The first thing I tried for this project was using the RegexpParser to chunk select grammatical structures (VB TO VB in particular). The example I found used the corpus brown tagged corpus sentences, which conserves the sentence structure even though it is the words that are POS tagged. This makes it easier to parse longer grammatical structures like VB TO VB in context. So I spent quite some trying to tag my own text in a similar form but I was unable to maintain that [(sententence with tags)] structure.
So instead I used CFG to generate some sentences from Kafka’s Metamorphosis in a way similar to what we had done in class (generative-grammar. py), but I wanted to get rid of all the lists/dictionaries. So I used template sentences instead, like the ones we used for our Mad Libs sketch. I wanted to see what could be generated if these sentences where put together.
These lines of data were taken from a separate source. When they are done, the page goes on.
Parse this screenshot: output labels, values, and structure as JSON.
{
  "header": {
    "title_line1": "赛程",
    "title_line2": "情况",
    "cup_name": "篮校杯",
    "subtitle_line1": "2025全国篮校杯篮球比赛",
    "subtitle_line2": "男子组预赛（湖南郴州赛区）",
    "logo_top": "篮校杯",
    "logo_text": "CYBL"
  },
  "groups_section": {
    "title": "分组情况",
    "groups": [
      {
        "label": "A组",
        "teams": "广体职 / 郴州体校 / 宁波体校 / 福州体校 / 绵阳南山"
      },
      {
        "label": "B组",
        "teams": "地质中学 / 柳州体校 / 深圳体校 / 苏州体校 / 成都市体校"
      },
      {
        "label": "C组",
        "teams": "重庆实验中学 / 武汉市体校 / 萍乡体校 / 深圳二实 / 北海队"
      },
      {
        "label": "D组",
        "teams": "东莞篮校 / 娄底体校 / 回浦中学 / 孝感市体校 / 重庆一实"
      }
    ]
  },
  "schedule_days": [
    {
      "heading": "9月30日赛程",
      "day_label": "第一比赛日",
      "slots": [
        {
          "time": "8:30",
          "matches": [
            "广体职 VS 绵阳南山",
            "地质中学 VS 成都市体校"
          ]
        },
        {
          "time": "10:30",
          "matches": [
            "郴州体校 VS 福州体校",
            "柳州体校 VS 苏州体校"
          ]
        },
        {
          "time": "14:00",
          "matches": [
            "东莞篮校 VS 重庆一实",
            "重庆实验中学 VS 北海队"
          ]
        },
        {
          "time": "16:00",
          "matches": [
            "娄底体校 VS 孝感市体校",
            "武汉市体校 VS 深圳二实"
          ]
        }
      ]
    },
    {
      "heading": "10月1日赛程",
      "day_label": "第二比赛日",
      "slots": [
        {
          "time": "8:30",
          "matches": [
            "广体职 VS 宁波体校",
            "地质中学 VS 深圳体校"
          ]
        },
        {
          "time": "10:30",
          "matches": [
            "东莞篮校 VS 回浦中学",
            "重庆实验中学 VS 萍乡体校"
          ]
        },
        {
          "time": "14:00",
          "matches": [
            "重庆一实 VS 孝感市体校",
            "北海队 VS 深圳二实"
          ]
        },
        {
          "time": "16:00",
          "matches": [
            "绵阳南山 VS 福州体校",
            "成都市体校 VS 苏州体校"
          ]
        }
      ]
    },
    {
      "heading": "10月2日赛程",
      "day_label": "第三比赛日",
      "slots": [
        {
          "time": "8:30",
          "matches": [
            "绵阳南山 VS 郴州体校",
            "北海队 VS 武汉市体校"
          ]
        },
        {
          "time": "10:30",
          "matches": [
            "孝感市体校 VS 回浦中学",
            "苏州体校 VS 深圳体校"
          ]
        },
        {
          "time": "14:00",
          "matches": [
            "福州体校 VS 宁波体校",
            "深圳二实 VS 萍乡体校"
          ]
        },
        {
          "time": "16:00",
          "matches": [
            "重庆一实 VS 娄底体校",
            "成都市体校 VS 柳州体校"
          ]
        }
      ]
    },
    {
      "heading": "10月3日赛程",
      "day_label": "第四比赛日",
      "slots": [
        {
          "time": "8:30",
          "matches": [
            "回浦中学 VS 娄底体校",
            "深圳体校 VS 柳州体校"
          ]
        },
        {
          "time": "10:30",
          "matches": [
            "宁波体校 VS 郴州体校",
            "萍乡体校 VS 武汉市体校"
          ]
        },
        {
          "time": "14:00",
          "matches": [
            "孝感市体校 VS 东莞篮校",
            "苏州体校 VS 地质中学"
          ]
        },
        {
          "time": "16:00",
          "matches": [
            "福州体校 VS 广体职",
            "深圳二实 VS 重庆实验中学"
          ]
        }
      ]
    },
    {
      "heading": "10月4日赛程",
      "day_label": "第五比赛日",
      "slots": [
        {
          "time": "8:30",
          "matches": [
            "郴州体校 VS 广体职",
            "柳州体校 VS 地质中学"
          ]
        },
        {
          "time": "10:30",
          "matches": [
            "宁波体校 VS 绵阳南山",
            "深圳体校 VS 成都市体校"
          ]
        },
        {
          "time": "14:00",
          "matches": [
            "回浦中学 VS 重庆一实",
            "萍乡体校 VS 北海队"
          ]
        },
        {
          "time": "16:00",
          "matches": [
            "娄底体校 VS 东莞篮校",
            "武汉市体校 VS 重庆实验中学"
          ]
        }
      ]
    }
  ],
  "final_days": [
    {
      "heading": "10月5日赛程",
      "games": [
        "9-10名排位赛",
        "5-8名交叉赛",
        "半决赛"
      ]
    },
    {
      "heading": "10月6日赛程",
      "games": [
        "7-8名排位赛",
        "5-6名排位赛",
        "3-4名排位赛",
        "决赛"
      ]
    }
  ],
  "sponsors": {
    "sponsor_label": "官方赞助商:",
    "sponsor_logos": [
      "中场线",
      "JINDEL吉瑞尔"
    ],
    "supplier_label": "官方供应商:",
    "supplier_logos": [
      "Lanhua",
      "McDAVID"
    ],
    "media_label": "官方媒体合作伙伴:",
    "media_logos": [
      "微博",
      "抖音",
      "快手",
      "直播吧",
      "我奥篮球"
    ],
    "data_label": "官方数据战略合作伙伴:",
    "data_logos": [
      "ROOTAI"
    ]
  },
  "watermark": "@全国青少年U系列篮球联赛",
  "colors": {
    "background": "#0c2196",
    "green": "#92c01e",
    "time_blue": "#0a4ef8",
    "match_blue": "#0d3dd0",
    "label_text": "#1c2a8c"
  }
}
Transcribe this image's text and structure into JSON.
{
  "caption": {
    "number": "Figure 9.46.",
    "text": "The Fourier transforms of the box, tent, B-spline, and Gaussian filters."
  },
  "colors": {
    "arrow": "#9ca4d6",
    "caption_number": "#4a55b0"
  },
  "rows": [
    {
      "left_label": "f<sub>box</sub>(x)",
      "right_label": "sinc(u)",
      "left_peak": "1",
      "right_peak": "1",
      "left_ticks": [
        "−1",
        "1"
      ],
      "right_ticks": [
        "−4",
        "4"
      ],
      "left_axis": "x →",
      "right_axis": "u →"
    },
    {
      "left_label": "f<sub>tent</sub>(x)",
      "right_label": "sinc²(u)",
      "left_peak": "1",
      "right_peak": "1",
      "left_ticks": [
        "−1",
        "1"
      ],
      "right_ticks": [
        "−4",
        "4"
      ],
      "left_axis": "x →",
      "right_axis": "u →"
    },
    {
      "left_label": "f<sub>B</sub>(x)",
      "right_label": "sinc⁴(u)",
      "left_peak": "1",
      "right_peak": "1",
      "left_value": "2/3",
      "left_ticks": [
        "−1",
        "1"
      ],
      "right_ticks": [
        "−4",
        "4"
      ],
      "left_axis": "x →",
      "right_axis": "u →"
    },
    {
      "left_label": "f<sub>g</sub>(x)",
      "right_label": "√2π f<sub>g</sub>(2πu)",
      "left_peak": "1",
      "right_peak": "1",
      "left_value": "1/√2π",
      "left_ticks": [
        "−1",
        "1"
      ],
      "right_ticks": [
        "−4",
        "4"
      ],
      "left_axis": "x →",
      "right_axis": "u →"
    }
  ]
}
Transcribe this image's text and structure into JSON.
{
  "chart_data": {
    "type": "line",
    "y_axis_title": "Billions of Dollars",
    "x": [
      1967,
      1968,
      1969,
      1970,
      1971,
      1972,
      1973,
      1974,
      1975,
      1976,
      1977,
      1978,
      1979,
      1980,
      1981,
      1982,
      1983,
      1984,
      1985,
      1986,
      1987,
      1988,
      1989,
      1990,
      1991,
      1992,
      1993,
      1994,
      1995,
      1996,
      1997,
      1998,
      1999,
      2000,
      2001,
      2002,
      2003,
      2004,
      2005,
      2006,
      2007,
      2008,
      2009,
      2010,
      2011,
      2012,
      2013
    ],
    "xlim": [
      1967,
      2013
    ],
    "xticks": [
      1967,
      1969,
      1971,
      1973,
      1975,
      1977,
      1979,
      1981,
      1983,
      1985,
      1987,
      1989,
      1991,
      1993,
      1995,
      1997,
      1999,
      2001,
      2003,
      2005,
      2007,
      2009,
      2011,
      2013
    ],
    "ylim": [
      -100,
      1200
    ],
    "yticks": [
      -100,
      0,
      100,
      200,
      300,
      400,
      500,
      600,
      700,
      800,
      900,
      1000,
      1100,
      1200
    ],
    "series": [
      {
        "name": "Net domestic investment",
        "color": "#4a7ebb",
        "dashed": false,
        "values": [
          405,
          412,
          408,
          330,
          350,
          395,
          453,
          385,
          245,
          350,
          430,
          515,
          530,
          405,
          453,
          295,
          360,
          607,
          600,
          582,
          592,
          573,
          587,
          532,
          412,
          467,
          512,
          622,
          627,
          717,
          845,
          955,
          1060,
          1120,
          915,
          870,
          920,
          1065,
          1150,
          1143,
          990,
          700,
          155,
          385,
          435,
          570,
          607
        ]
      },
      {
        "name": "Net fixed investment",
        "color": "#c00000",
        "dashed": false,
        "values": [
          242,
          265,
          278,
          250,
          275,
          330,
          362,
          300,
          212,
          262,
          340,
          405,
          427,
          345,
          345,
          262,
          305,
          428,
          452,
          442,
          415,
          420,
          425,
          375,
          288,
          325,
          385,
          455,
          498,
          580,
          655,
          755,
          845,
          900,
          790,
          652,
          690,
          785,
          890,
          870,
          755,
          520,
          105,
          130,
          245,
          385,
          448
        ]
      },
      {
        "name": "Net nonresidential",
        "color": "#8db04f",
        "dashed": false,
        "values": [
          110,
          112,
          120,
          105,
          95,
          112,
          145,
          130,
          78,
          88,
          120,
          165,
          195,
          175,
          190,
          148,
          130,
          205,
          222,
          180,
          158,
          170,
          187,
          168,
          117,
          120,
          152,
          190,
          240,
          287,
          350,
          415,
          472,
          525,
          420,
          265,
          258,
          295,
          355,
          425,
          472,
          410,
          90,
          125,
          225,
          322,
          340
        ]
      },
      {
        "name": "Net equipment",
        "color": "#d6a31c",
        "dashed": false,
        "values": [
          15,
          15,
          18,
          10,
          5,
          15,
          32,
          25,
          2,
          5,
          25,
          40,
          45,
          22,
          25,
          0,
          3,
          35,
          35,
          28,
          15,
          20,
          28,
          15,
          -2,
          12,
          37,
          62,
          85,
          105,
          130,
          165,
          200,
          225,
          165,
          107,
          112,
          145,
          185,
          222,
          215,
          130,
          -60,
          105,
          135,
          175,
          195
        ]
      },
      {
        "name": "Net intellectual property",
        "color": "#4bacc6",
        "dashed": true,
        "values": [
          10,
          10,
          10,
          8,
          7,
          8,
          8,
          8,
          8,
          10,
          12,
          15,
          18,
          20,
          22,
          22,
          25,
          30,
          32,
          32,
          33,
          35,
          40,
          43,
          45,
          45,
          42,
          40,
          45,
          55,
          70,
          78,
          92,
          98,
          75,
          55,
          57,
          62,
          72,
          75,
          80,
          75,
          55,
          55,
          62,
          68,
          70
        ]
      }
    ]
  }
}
I used four template sentences: one with (adj, noun, verb to verb), (det, noun, verb, adj), (prep, det, adj, noun), (adj, adj, noun, verb, adj); and joined them together to produce a text. Unfortunately, the final product made no sense at all. Clearly my template sentences need more work.
The intention was to spend some more time splitting the original text into sentences, pos-tagging those sentences, storing those pos-tag sentence structures into n-grams to markovify that. The n-gram sentences could then be used to produce a text that hopefully would have made more sense. (Maybe this can be the workflow for the final?)
One of the main issues I had (aside from the fact that the text makes no sense) was being able to generate these different sentences from different templates inside a loop. The position of all indents and fors and ifs is very important, and because the template sentences can be replaced by the n-gram sentences, I intend keep working on that code.